Exxon Mobil Corporation (XOM.N) has reported a better-than-expected profit of $36 billion for the fiscal year 2023, buoyed by fuels trading and increased oil and gas production. Despite a 35% decrease in annual income, the results exceeded market projections. The oil major’s strong performance comes amid a broader trend of oil majors experiencing a decline in profits in 2023 compared to the record levels of 2022.
The annual results included a $2.5 billion impairment charge for California properties, contributing to the overall 35% decline in income. Exxon’s move to buy rival Pioneer Natural Resources (PXD.N) and Chevron’s proposal to purchase Hess Corp (HES.N) are seen as strategic steps to bolster their positions in the energy market.

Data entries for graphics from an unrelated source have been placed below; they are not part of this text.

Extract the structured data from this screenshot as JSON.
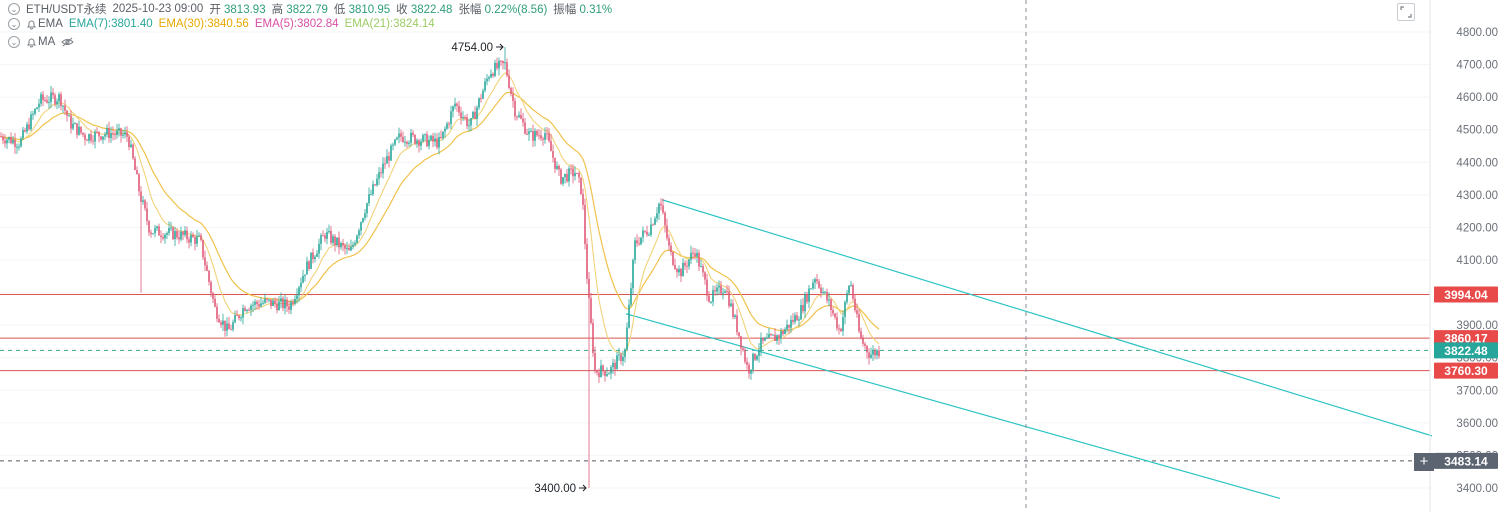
{
  "header": {
    "symbol": "ETH/USDT永续",
    "datetime": "2025-10-23 09:00",
    "open_label": "开",
    "open": "3813.93",
    "high_label": "高",
    "high": "3822.79",
    "low_label": "低",
    "low": "3810.95",
    "close_label": "收",
    "close": "3822.48",
    "change_label": "张幅",
    "change": "0.22%(8.56)",
    "amplitude_label": "振幅",
    "amplitude": "0.31%"
  },
  "ema_legend": {
    "name": "EMA",
    "items": [
      {
        "label": "EMA(7):3801.40",
        "color": "#26a69a"
      },
      {
        "label": "EMA(30):3840.56",
        "color": "#e8b400"
      },
      {
        "label": "EMA(5):3802.84",
        "color": "#d64fa5"
      },
      {
        "label": "EMA(21):3824.14",
        "color": "#9ccc65"
      }
    ]
  },
  "ma_legend": {
    "name": "MA"
  },
  "colors": {
    "up": "#26a69a",
    "down": "#e05a78",
    "ema_slow": "#f0c24b",
    "ema_fast": "#f2d27a",
    "hline": "#d9534f",
    "channel": "#2ec4c4",
    "price_tag": "#26a69a",
    "red_tag": "#e84a4a",
    "gray_tag": "#5b6470"
  },
  "chart_data": {
    "type": "candlestick",
    "ylim": [
      3360,
      4860
    ],
    "y_ticks": [
      4800,
      4700,
      4600,
      4500,
      4400,
      4300,
      4200,
      4100,
      4000,
      3900,
      3800,
      3700,
      3600,
      3500,
      3400
    ],
    "y_tick_labels": [
      "4800.00",
      "4700.00",
      "4600.00",
      "4500.00",
      "4400.00",
      "4300.00",
      "4200.00",
      "4100.00",
      "4000.00",
      "3900.00",
      "3800.00",
      "3700.00",
      "3600.00",
      "3500.00",
      "3400.00"
    ],
    "price_path": [
      [
        0,
        4480
      ],
      [
        20,
        4460
      ],
      [
        40,
        4590
      ],
      [
        60,
        4600
      ],
      [
        70,
        4520
      ],
      [
        85,
        4480
      ],
      [
        110,
        4490
      ],
      [
        128,
        4480
      ],
      [
        140,
        4300
      ],
      [
        150,
        4190
      ],
      [
        175,
        4180
      ],
      [
        200,
        4160
      ],
      [
        215,
        3950
      ],
      [
        228,
        3880
      ],
      [
        245,
        3960
      ],
      [
        265,
        3970
      ],
      [
        290,
        3960
      ],
      [
        305,
        4070
      ],
      [
        325,
        4180
      ],
      [
        350,
        4120
      ],
      [
        365,
        4260
      ],
      [
        385,
        4400
      ],
      [
        400,
        4480
      ],
      [
        420,
        4470
      ],
      [
        440,
        4460
      ],
      [
        455,
        4580
      ],
      [
        470,
        4510
      ],
      [
        490,
        4680
      ],
      [
        505,
        4700
      ],
      [
        515,
        4560
      ],
      [
        530,
        4480
      ],
      [
        545,
        4490
      ],
      [
        560,
        4350
      ],
      [
        575,
        4370
      ],
      [
        582,
        4310
      ],
      [
        588,
        4000
      ],
      [
        595,
        3760
      ],
      [
        610,
        3760
      ],
      [
        625,
        3820
      ],
      [
        635,
        4150
      ],
      [
        650,
        4200
      ],
      [
        660,
        4280
      ],
      [
        670,
        4120
      ],
      [
        680,
        4060
      ],
      [
        695,
        4130
      ],
      [
        710,
        3980
      ],
      [
        725,
        4020
      ],
      [
        740,
        3860
      ],
      [
        748,
        3760
      ],
      [
        760,
        3840
      ],
      [
        780,
        3870
      ],
      [
        800,
        3940
      ],
      [
        815,
        4050
      ],
      [
        830,
        3960
      ],
      [
        840,
        3880
      ],
      [
        850,
        4040
      ],
      [
        860,
        3860
      ],
      [
        870,
        3810
      ],
      [
        880,
        3822
      ]
    ],
    "annotations": [
      {
        "label": "4754.00",
        "price": 4754,
        "x": 505
      },
      {
        "label": "3400.00",
        "price": 3400,
        "x": 588
      }
    ],
    "horizontal_levels": [
      {
        "price": 3994.04,
        "label": "3994.04",
        "style": "solid",
        "tag": "red"
      },
      {
        "price": 3860.17,
        "label": "3860.17",
        "style": "solid",
        "tag": "red"
      },
      {
        "price": 3822.48,
        "label": "3822.48",
        "style": "dashed",
        "tag": "green"
      },
      {
        "price": 3760.3,
        "label": "3760.30",
        "style": "solid",
        "tag": "red"
      },
      {
        "price": 3483.14,
        "label": "3483.14",
        "style": "dashed",
        "tag": "gray"
      }
    ],
    "channel_lines": [
      {
        "from": [
          662,
          4285
        ],
        "to": [
          1432,
          3560
        ]
      },
      {
        "from": [
          626,
          3935
        ],
        "to": [
          1280,
          3368
        ]
      }
    ],
    "crosshair_x": 1026
  }
}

In the fourth quarter, Exxon reported a better-than-expected profit of $9.96 billion, driven by higher trading profits in its fuels business and increased oil and gas production in the U.S. and Guyana. The company’s trading division played a crucial role, delivering a $1.1 billion boost to operating profit from its fuels business.
Brent crude futures averaged $82.85 a barrel in the fourth quarter, contributing to Exxon’s strong quarterly performance. The company’s Chief Financial Officer, Kathryn Mikells, highlighted the positive impact of Exxon’s trading division, emphasizing its contribution to ongoing results.
Exxon’s capital spending for the year reached $26.32 billion, driven by projects in Guyana and the Permian Basin. Despite the challenges faced by the energy sector, Exxon distributed $32 billion to shareholders via buybacks and dividends in the past year.
Looking ahead, Exxon plans $23 billion to $25 billion in capital spending for the current year as it prepares for projects scheduled for 2025. The company’s financial results indicate resilience in the face of market fluctuations and a commitment to returning value to shareholders.